Article written

  • on 05.02.2009
  • at 06:14 PM
  • by admin

I cento padri (+ uno) del porto di Balestrate 0

feb5

Indro Collinelli
Se si dovesse fare un elenco dei personaggi che a vario titolo hanno dato il loro “contributo” alla realizzazione definitiva del porto di Balestrate, così come si trova oggi, non basterebbe l’elenco telefonico del paese.

Infatti, cominciando dall’inizio e facendo appello alla labile e vaga memoria, ormai residuo sbiadito dell’immagginario collettivo dei più anziani, si potrebbero citare almeno un centinaio di nomi tutti in qualche modo coinvolti, nel bene e nel male, nelle vicissitudini legate al porto. I cosidetti cento padri del porto.

Ma non voglio stare qui a ricordare i fatti ed i misfatti verificatisi nel tempo collegandoli a tizio ed a caio. Troppe cose si sono dette. Troppe illazioni si sono fatte e come dicevo i ricordi ormai diventano sempre più sbiaditi aggrediti come sono dagli ultimi eventi che cancellano pietosamente quelli vecchi.

Intanto, forse, vale la pena di fare un chiarimento d’obbligo per evitare che si faccia ancora del facile qualunquismo su questa lunga e tormentata vicenda.

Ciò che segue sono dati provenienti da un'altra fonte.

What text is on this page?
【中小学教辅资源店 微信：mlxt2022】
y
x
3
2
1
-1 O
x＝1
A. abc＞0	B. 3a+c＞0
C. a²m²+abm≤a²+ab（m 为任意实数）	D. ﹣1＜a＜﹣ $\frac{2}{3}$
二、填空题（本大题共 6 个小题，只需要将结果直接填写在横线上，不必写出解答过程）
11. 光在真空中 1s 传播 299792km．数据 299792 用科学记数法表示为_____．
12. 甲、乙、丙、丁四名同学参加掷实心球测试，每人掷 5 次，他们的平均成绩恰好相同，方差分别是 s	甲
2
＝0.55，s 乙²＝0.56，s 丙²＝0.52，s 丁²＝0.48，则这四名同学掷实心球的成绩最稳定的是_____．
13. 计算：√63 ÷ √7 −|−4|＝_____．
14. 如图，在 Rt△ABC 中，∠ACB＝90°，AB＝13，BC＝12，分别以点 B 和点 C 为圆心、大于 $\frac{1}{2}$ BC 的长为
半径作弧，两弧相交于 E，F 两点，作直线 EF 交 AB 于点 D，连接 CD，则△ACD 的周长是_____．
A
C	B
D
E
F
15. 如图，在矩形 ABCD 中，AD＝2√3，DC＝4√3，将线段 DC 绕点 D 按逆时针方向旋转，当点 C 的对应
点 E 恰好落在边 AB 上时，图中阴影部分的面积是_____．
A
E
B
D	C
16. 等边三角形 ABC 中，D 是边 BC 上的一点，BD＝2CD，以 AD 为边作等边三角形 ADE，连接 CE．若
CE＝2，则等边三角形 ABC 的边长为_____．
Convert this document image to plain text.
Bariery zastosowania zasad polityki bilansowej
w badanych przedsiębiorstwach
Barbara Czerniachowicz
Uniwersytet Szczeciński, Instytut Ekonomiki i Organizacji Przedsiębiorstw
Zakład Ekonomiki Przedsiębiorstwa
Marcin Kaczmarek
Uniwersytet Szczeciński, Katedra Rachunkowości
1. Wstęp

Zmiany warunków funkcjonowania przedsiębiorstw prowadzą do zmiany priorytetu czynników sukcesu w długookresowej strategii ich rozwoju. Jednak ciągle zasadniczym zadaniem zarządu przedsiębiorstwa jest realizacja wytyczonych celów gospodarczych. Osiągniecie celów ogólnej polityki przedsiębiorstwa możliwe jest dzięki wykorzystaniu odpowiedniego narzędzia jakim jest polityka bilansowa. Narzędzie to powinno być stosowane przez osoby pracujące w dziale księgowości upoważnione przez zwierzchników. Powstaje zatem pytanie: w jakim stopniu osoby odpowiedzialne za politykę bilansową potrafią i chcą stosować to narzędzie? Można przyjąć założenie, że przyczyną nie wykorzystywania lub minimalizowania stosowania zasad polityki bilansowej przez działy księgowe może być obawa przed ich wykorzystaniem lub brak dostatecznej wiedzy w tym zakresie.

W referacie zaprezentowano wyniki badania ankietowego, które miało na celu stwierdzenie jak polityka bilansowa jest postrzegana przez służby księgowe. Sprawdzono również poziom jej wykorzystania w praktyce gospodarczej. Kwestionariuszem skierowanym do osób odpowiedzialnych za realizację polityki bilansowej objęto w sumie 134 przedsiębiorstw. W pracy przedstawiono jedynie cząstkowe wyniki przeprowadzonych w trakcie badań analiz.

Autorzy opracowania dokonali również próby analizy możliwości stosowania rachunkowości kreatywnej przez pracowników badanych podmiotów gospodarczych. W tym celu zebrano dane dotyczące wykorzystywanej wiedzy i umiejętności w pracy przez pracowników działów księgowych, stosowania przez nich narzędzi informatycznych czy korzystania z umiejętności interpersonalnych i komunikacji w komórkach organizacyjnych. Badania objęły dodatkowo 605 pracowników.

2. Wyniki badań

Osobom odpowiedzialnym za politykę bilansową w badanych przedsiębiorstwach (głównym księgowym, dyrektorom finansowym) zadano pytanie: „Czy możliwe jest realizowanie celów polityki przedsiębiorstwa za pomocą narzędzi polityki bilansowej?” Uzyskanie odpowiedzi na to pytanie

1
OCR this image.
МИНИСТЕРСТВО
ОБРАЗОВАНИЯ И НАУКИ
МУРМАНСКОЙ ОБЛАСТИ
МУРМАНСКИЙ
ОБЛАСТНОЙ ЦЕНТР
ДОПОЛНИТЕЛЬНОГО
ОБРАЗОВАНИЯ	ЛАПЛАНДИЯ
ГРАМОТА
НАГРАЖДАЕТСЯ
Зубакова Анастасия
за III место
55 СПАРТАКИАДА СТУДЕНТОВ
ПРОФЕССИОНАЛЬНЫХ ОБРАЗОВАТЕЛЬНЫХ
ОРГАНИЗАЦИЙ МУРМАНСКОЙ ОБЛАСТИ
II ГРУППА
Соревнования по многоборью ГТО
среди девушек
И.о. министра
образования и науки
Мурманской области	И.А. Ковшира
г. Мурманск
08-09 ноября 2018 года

La gente, il popolo, Noi balestratesi, nella grandissima maggioranza, ignoriamo come stanno esattamente le cose; oppure siamo venuti casualmente a conoscenza, per sentito dire, di alcuni episodi marginali, riportati, volutamente male, a spizzichi e bocconi da male informati untori di piazza capaci di travisare i fatti per il loro tornaconto.

Quindi giusto per fare definitiva chiarezza e con l’apporto inconfutabile di testimonianze attendibili vediamo di ripercorrere i fatti verificatisi questi ultimi giorni.

Dunque il porto è pronto, finito nella sua struttura portante ed è in attesa di essere consegnato alla ditta che risulterà vincente del bando perché lo gestisca per i prossimi venti anni.

Come è a conoscenza di tutti, le due ditte rimaste in gara sono: Italia Navigando con Marina di Villa Igiea da una parte e Ustica Line con il Comune di Balestrate, cioè Sicciara Marine di Balestrate dall’altra.

E’ opinione comune, avvalorata dal testo del bando, che l’esito finale dovrebbe favorire la Sicciara, che fra le altre cose si propone oltre che come gestore del porto anche come volano di sviluppo socio economico del territorio a tutto beneficio di Balestrate e dei balestratesi come da impegno contenuto nei patti parasociali allegati allo statuto.

Tale opinione comune però e notevolmente contrastata dall’altra società che non intende rinunciare alla vittoria finale vantando grosse esperienze gestionali ed accusando ripetutamente la Sicciara di brogli e mancanza di requisiti nonostante gli organi competenti regionali abbiano sentenziato categoricamente l’inconsistenza di queste accuse.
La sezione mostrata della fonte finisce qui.